CLINTON: “Would that solve our problem with voting rights, and Republicans who are trying to strip them away from people of colour, the elderly, and the young?”
AUDIENCE: “No!”
Here, it is not Clinton’s critics but Clinton herself who is drawing a line between political economy and identity politics, as if Wall Street bankers had no responsibility for the disadvantage minorities face, either directly, through racist redlining, or generally, through their pursuit of profit and huge ingestion of public money in the wake of the 2008 crisis.
“If we broke up the big banks tomorrow – and I will,” says Clinton, “if they deserve it, if they pose a systemic risk …” But of course her whole identity shtick is designed precisely in order to mask the fact that she was the bankers’ choice (some people say Clinton was a bad candidate. I say you get what you pay for).
All this would be much easier to take if we could believe that Clinton is sincere. If Clinton really does think that racial and sexual disadvantage can be addressed without restructuring the economy then she’s guilty of nothing more than naivety. But most memories are long enough to remember the way she played the race card on Barack Obama in 2008, touting support from “hardworking Americans, white Americans” while accusing the current President of failing to build a broad enough base.
That she went into bat for Bill Clinton’s racist mass-incarceration policies in the 1990s makes her current posturing even more sickening. Black lives didn’t always matter to the ex next President of the United States.
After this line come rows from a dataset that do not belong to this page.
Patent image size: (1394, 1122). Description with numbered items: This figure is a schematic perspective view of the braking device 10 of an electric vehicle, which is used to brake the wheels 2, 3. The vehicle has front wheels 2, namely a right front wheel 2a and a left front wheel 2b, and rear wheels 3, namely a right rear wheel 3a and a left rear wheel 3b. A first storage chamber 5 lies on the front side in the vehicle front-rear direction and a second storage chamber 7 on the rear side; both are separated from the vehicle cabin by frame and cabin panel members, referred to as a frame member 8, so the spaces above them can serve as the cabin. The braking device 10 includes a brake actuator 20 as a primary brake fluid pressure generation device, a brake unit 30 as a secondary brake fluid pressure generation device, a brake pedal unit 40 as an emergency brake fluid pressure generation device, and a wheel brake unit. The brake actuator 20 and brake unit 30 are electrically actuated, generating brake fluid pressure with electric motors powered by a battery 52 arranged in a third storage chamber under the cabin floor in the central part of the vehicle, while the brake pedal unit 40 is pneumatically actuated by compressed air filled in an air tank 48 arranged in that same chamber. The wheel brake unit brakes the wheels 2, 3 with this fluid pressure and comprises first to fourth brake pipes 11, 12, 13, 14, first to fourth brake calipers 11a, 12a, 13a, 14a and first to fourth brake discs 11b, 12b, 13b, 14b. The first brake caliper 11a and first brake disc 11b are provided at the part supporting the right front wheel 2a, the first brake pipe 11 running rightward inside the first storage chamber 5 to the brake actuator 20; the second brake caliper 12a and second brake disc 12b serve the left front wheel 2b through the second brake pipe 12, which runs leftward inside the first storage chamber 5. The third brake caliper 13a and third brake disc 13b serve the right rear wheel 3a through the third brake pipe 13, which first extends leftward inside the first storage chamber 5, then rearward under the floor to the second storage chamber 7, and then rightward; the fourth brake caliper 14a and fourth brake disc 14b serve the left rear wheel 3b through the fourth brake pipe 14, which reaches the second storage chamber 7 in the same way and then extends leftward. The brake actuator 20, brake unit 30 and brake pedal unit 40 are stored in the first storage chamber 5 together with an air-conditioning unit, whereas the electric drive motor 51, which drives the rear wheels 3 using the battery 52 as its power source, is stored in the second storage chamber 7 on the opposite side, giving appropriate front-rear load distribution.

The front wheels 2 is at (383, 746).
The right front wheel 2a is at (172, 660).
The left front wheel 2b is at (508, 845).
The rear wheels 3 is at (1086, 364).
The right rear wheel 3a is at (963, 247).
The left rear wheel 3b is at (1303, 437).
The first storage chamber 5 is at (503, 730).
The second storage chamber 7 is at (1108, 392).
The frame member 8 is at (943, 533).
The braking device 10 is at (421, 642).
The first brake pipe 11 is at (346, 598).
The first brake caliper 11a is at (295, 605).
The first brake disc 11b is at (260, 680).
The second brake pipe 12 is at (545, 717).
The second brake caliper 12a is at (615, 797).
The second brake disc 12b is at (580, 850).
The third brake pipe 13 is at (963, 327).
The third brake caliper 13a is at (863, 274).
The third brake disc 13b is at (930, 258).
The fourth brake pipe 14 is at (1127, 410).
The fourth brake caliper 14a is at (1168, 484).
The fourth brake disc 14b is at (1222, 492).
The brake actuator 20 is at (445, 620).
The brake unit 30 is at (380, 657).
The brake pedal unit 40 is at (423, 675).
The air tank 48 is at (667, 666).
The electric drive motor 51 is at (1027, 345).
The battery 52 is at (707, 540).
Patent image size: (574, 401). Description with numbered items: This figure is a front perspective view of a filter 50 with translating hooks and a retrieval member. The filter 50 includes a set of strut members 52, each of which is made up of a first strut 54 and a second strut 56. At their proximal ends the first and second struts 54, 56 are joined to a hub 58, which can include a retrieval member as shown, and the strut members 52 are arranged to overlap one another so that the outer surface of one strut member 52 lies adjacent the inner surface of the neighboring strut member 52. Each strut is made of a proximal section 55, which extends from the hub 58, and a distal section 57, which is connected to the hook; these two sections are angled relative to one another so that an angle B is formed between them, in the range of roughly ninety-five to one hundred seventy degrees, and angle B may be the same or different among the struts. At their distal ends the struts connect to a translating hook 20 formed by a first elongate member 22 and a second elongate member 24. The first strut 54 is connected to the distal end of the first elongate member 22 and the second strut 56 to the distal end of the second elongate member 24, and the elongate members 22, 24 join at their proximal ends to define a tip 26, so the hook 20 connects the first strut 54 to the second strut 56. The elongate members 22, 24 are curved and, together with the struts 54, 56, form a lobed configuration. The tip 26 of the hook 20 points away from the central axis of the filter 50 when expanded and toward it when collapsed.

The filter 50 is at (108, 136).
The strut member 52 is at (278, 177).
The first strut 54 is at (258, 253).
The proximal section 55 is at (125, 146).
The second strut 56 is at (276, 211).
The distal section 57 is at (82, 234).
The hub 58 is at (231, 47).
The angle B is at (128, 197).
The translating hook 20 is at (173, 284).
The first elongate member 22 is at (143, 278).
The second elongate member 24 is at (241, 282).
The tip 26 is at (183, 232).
As I wrote in my original piece (not very originally) the rise of Trump and Marine Le Pen and Pauline Hanson and their analogues represents, not the end of identity politics, but its return to its natural home – the right. Racism and xenophobia are intrinsic to a politics based upon borders, national greatness, patrie.
If the left intends to shrink this cancer it will have to offer a powerful alternative to the remarkably coherent platform adopted by its principal exponents – a platform in which economic sovereignty and nativist rhetoric come together under the rubric of anti-globalisation.
That will mean channelling its best traditions of wholesale social and economic change. It can begin by acknowledging that to smash the ceiling it is necessary to raise the floor.